Migrants expulsés vers le Cameroun : une action en justice pour leurs droits

Migrants expulsés vers le Cameroun : une action en justice pour leurs droits

Avocat des plaignants
Portrait de migrants africains dans une salle d'audience

Trente-six migrants africains, renvoyés de force des États-Unis vers le Cameroun en 2026, ont déposé une plainte à Yaoundé fin juillet. Ces demandeurs, en provenance de la République démocratique du Congo, du Ghana, de l’Angola, de l’Éthiopie, de la Sierra Leone, du Kenya, du Sénégal, du Zimbabwe et du Maroc, bénéficiaient auparavant de protections juridiques aux États-Unis empêchant leur expulsion vers leur pays d’origine.

Leur avocat, Maître Joseph Fru Awah, a saisi la justice camerounaise pour obtenir la protection de ses clients et suspendre l’accord migratoire liant Yaoundé à Washington. L’objectif ? Empêcher tout renvoi vers leur nation d’origine.

Les revendications des plaignants

Maître Joseph Fru Awah : Notre démarche judiciaire repose sur trois axes principaux. Nous demandons au tribunal de suspendre l’échange de notes diplomatiques entre le Cameroun et les États-Unis. Ensuite, nous exigeons que l’État camerounais clarifie le statut juridique de ces personnes. Enfin, nous sollicitons une interdiction formelle de leur refoulement.

Légalité des accords avant tout

Maître Joseph Fru Awah : Mon rôle n’est pas de juger les intérêts financiers ou politiques de cet accord, mais d’en vérifier la légalité. Les États-Unis et le Cameroun sont souverains et peuvent conclure des accords, à condition que ceux-ci respectent le droit national et international. C’est précisément ce que nous contestons devant les tribunaux.

En tant qu’avocat, mon unique préoccupation réside dans le respect des procédures légales. Si l’accord ne respecte pas ces exigences, nous exigeons sa suspension immédiate.

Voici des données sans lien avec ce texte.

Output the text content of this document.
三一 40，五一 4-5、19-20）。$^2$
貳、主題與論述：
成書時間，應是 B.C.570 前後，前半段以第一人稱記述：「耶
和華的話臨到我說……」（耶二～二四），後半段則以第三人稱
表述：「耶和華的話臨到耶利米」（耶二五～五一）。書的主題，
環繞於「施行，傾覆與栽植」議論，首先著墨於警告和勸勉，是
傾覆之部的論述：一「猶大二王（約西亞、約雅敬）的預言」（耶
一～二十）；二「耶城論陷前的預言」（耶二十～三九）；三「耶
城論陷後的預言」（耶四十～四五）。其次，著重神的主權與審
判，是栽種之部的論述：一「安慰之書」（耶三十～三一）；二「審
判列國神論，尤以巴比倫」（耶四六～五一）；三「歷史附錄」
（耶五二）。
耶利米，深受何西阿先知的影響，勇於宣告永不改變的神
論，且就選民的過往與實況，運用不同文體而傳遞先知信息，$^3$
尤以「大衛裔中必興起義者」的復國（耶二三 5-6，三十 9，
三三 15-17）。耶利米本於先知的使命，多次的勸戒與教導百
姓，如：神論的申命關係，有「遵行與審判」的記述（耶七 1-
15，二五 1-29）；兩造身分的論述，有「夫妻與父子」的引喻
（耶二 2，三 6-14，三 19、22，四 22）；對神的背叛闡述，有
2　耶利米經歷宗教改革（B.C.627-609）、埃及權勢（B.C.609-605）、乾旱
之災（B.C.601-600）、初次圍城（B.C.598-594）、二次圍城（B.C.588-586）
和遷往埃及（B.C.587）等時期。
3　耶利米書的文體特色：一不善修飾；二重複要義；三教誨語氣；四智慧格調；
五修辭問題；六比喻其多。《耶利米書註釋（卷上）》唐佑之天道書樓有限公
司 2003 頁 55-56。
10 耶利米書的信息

Des vies brisées par l’expulsion

Maître Joseph Fru Awah : Ces personnes sont profondément traumatisées. Prenez l’exemple d’un de mes clients : en seulement six mois, il a dû être hospitalisé cinq fois. Une situation intolérable qui a motivé notre recours en justice. Leur état psychologique et physique se dégrade chaque jour un peu plus.